Posted in Articles, Literary/Artistic Criticism, Media Archive, Passing on 2012-05-23 01:42Z by Steven

Passing: Race, Identification and Desire

Criticism: A Quarterly for Literature and the Arts
Volume 45,  Number 4 (Fall 2003)
pages 435-52

Catherine Rottenberg, Assistant Professor
Department of Foreign Literatures and Linguistics and the Gender Studies Program
Ben-Gurion University, Beer-Sheva, Israel

IN THE SECOND HALF of the nineteenth century, African-American writers such as William Wells Brown and Frances Harper began invoking the phenomenon of passing in their texts as a way of investigating the complexities and contradictions of the category of race in the United States. The light-enough-to-pass Negro (but usually Negress) would play a central role in the imagination of African-American writers for the next fifty years. Charles Chesnutt’s The House behind the Cedars, Jessie Faucet’s Plum Bun, and James Weldon Johnson’s The Autobiography of an Ex-Coloured Man are perhaps the best-known examples. Nella Larsen’s 1929 novella, Passing, the text under discussion in this essay, can thus be seen as inheritor and perpetuator of a long tradition of such narratives. In recent years, Larsen’s text has become the most celebrated instance of a story about passing in African-American literature, eclipsing the tradition that preceded it. This is not coincidental, for Larsen is a master of ambiguity and intrigue, and the enigmatic finale of her novella has generated heated debates and countless interpretations.

Many analyses have attempted to determine whether or not Larsen’s use of passing can be seen as a subversive strategy, that is, whether the narrative serves to reinforce hegemonic norms of race or whether it ultimately posits passing as a viable survival strategy, which has the potential to disrupt “the enclosures of a unitary identity.” While this question still informs several critiques, in the past few years commentators have been concentrating more and more on how passing interrogates and problematizes the ontology of identity categories and their construction. Rather than trying to place passing in a subversive recuperative binary, these articles and books use passing as a point of entry into questions of identity and identity categories more generally.

In this essay I contend that Larsen’s text can assist critics in understanding the specific and, as I will argue, irreducible features of race performativity. That is, the novella can help us begin mapping out the differences between gender and race norms since it uncovers the way in which regulatory ideals of race produce a specific modality of performativity. Passing is especially conducive to interrogating the modality of race performativity because, unlike other passing narratives of the period, Larsen’s presents us with two protagonists who can pass for white; yet only Clare “passes over” into the white world.
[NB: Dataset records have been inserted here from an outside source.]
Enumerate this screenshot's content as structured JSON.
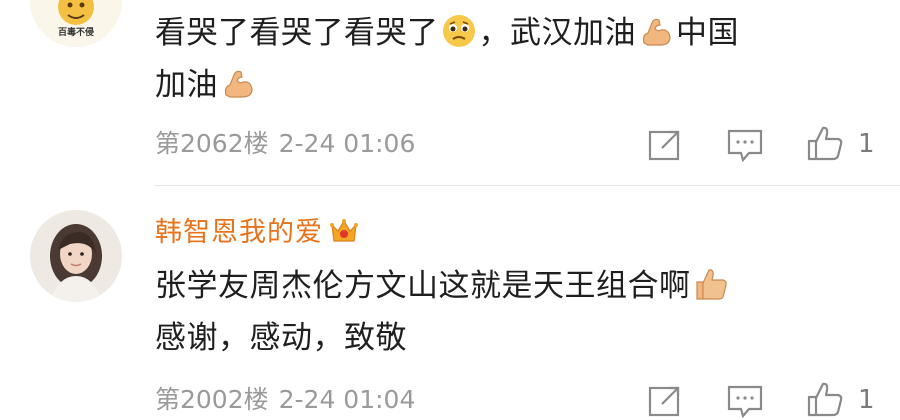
{
  "comments": [
    {
      "avatar_text": "百毒不侵",
      "lines": [
        {
          "before": "看哭了看哭了看哭了",
          "emoji1": "crying-face-emoji",
          "middle": "，武汉加油",
          "emoji2": "flexed-biceps-emoji",
          "after": "中国"
        },
        {
          "before": "加油",
          "emoji1": "flexed-biceps-emoji",
          "after": ""
        }
      ],
      "floor": "第2062楼",
      "time": "2-24 01:06",
      "likes": "1"
    },
    {
      "username": "韩智恩我的爱",
      "badge": "crown-icon",
      "lines": [
        {
          "before": "张学友周杰伦方文山这就是天王组合啊",
          "emoji1": "thumbs-up-emoji",
          "after": ""
        },
        {
          "before": "感谢，感动，致敬"
        }
      ],
      "floor": "第2002楼",
      "time": "2-24 01:04",
      "likes": "1"
    }
  ],
  "colors": {
    "username": "#e8731a",
    "meta": "#9a9a9a",
    "icon": "#8a8a8a"
  }
}
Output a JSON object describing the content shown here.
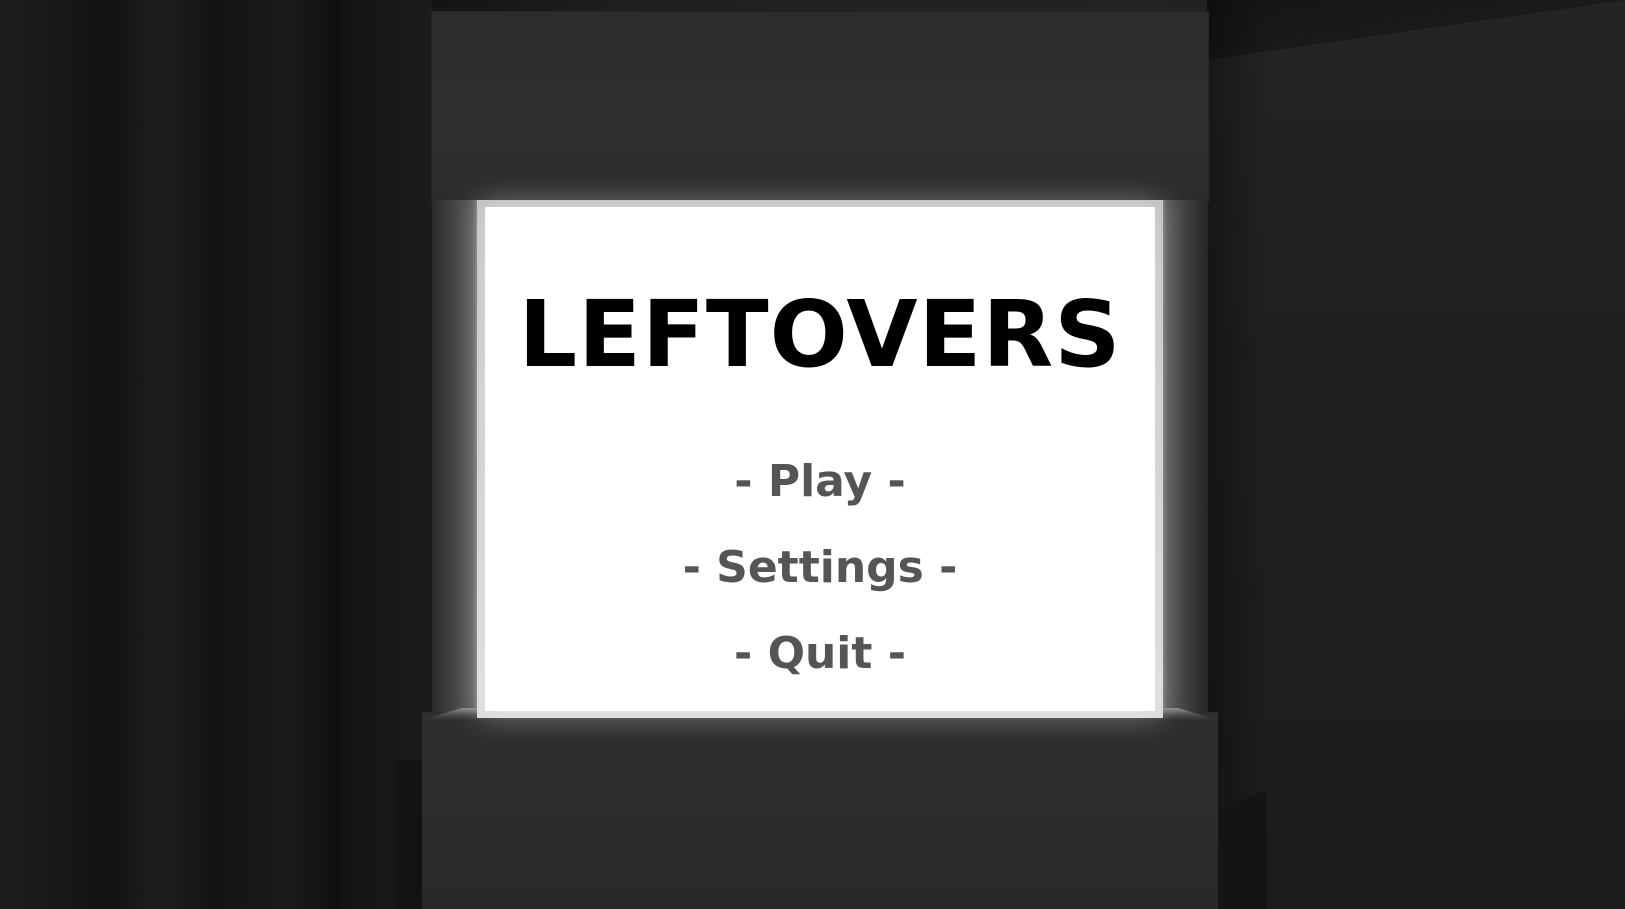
{
  "game": {
    "title": "LEFTOVERS"
  },
  "menu": {
    "items": [
      {
        "label": "- Play -"
      },
      {
        "label": "- Settings -"
      },
      {
        "label": "- Quit -"
      }
    ]
  },
  "colors": {
    "screen_background": "#ffffff",
    "title_text": "#000000",
    "menu_text": "#555555",
    "room_background": "#1a1a1a"
  }
}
The depiction and juxtaposition of these two characters reveal the complexities and intricacies of the category of race. While Irene can be seen to represent the subject who appropriates and internalizes the hegemonic norms of race, Clare’s trajectory dramatizes how dominant norms can be misappropriated and how disidentification is always possible.

This essay commences with a theoretical discussion of race. Although much has been written on the constructed nature of the category of race, very few analyses have offered a convincing and rigorous account of how race might be conceived of as performative reiteration. The second section offers a reading of “passing” scenes from the novella in an attempt to unravel some of the distinctive mechanisms through which race norms operate. On the one hand, the novella suggests that race in the United States operates through an economy of optics, and the assumption of whiteness is one of the consequences of this economy. On the other hand, the novella reveals that skin color (i.e., optics) does not really constitute the “truth” of race.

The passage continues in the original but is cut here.